De modo que assuntos privados aos
interesses econômicos de um cidadão naturalizado estadunidense são
capazes de mover as instituições daquele país, com muito mais veemência, do que
a construção de políticas humanitárias internacionais, visando contribuir para diminuição
do fluxo migratório global.
Como se a triste realidade da
imigração fosse incapaz de fazer frente aos interesses do poder capital. Como se
vidas humanas estivessem fadadas a serem categorizadas em importantes e
desimportantes. Segundo Adela Cortina, “Não rejeitamos realmente os
estrangeiros se são turistas, cantores ou atletas famosos, rejeitamos se eles
são pobres, imigrantes, mendigos, sem-teto, mesmo que sejam da própria família”.
É preciso entender que a questão
migratória é diretamente proporcional à lógica do imperialismo dos países desenvolvidos.
Portanto, quanto mais eles atuam nesse sentido, acirrando as desigualdades
dentro dos mais diversos aspectos, mais a migração de pessoas oriundas dos países
subdesenvolvidos ou em desenvolvimento aumenta.
Aliás, o próprio desenvolvimento
científico e tecnológico estimulado pelos países desenvolvidos já acena com um
futuro de desemprego e/ou precarização do trabalho, que levará a um empobrecimento
global sistematizado.

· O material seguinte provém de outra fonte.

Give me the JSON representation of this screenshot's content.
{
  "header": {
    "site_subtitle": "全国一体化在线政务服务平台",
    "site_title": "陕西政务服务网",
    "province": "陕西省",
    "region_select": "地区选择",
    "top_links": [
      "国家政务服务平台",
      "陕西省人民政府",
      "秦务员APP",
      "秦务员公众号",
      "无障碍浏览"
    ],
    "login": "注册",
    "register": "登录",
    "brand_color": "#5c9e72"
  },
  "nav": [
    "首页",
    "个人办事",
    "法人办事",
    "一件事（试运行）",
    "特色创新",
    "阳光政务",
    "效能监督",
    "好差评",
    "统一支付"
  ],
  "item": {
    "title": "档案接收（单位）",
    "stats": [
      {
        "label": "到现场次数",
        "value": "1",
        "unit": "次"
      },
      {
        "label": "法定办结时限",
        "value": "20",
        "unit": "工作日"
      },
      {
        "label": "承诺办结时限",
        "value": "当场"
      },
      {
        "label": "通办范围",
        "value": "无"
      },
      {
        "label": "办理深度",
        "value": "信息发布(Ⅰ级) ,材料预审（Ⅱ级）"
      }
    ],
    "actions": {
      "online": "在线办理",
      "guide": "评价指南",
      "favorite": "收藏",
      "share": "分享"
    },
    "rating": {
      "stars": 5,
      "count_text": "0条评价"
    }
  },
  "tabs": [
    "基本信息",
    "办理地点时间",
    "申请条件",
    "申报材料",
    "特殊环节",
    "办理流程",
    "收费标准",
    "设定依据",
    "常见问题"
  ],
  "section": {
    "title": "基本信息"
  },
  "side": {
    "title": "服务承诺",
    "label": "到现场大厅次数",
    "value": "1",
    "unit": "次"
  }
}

O que tende a ser mais um estopim para a intensificação
migratória.
Durante décadas os EUA vendeu no
cenário internacional o seu “American way of life”, como um símbolo de
prosperidade e sucesso; mas, não contou com as reviravoltas do mundo e as consequências
e desdobramentos que esse modelo lhe trariam. Agora, eles não sabem o que fazer com milhares
de pessoas cruzando suas fronteiras em busca de um oásis de esperança e sobrevivência.
Em pleno século XVIII, Adam Smith
já dizia “Onde há grande propriedade, há grande desigualdade. Para um muito
rico, há no mínimo quinhentos pobres, e a riqueza de poucos presume da indigência
de muitos”. É sobre isso o que tratam as entrelinhas da nota da Embaixada
dos EUA.
Entretanto, não sei se por sorte ou azar deles, elas nos fazem pensar, inclusive, abrindo espaço para o que escreveu Robert Lee Frost, “Antes de construir um muro pergunto sempre quem estou murando e quem estou deixando de fora”. Porque isso diz muito a respeito dos valores e dos princípios que atravessam uma nação.